Schaaf, an Oakland native, said, “Over the 10 years of the KK bond we should have decent roads in Oakland for the first time in my lifetime.”
Joining Schaaf at the news conference, Department of Transportation Director Ryan Russo admitted that currently “the city’s streets are really in an embarrassing condition.”
But Russo said, “This is a really exciting day” because the streets should be in much better shape when the project is completed.
Russo said the plan to spend $100 million over three years reflects a tripling of his department’s paving budget because prior to the passage of Measure KK, funding for paving work was insufficient even to maintain the poor overall condition of Oakland streets.

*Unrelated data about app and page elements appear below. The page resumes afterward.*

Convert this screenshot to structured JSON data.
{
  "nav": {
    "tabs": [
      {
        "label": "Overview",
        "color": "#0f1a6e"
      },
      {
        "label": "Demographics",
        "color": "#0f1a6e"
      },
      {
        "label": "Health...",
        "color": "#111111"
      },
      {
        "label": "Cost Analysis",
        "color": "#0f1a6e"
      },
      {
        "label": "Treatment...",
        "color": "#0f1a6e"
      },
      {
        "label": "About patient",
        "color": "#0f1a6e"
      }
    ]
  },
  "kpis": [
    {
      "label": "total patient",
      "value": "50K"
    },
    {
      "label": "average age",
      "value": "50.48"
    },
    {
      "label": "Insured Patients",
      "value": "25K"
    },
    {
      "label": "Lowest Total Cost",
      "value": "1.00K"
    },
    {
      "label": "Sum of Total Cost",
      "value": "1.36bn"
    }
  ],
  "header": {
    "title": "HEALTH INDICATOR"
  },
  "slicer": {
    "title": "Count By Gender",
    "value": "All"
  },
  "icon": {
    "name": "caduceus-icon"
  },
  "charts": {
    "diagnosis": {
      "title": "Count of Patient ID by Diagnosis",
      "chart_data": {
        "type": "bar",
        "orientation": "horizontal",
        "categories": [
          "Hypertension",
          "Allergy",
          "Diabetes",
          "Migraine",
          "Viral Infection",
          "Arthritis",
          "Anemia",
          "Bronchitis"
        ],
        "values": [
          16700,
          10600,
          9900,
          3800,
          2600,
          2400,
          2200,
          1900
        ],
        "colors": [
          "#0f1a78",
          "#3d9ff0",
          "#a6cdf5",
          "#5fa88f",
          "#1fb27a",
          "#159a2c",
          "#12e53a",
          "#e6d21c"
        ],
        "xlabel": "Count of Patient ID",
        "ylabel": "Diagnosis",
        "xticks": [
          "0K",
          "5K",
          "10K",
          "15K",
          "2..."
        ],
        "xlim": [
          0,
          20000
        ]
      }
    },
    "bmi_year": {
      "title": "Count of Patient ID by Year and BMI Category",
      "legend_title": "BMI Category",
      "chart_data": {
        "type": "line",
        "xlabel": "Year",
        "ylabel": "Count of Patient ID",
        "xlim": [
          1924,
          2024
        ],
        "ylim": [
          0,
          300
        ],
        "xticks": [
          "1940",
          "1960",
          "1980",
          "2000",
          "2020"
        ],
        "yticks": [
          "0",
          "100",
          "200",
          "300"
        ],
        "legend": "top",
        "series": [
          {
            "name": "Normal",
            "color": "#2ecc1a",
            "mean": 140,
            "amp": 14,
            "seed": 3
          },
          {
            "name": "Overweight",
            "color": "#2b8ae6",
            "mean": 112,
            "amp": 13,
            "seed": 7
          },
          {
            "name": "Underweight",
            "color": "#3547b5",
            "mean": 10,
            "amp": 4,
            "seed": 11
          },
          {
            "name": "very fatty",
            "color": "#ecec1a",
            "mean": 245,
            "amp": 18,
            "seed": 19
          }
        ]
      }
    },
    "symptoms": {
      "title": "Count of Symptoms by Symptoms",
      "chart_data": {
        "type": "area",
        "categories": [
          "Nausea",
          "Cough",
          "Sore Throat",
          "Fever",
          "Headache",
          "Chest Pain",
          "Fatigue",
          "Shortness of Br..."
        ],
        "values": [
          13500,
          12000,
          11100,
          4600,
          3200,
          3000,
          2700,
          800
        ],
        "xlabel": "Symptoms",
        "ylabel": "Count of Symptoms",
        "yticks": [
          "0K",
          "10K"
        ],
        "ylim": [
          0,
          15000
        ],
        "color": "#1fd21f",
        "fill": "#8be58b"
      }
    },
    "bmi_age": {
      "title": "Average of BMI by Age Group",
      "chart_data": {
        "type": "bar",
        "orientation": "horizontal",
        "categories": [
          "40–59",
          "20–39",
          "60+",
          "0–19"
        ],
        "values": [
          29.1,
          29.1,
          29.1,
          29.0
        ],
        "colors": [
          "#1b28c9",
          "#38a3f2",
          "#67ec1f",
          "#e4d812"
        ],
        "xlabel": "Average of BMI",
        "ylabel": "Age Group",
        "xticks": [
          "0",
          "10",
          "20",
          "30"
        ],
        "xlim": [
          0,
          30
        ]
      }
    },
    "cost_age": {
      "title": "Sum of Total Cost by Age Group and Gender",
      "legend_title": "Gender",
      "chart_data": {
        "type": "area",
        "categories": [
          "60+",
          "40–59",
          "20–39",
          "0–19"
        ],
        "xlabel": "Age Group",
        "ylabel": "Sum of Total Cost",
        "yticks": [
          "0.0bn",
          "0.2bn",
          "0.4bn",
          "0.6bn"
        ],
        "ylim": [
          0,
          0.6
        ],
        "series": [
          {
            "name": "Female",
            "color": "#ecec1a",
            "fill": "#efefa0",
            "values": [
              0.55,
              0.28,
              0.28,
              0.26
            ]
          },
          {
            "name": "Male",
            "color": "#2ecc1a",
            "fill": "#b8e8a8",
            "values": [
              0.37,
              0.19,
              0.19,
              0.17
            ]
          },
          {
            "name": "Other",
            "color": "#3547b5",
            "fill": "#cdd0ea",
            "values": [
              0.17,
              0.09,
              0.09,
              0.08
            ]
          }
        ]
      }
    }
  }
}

Russo also emphasized that restoring local streets is a major focus of the plan, as $75 million of the $100 million in spending will go to smaller, local, neighborhood streets that were largely neglected under the previous policy due to insufficient funding.
Russo said a key feature of the repaving project is that it is equity-focused because much of the work will be done in neighborhoods that historically have been underserved and neglected.
He said those communities were identified by including people of color, low-income households, people with disabilities, households with a severe rent burden, people with limited English proficiency and youths and seniors.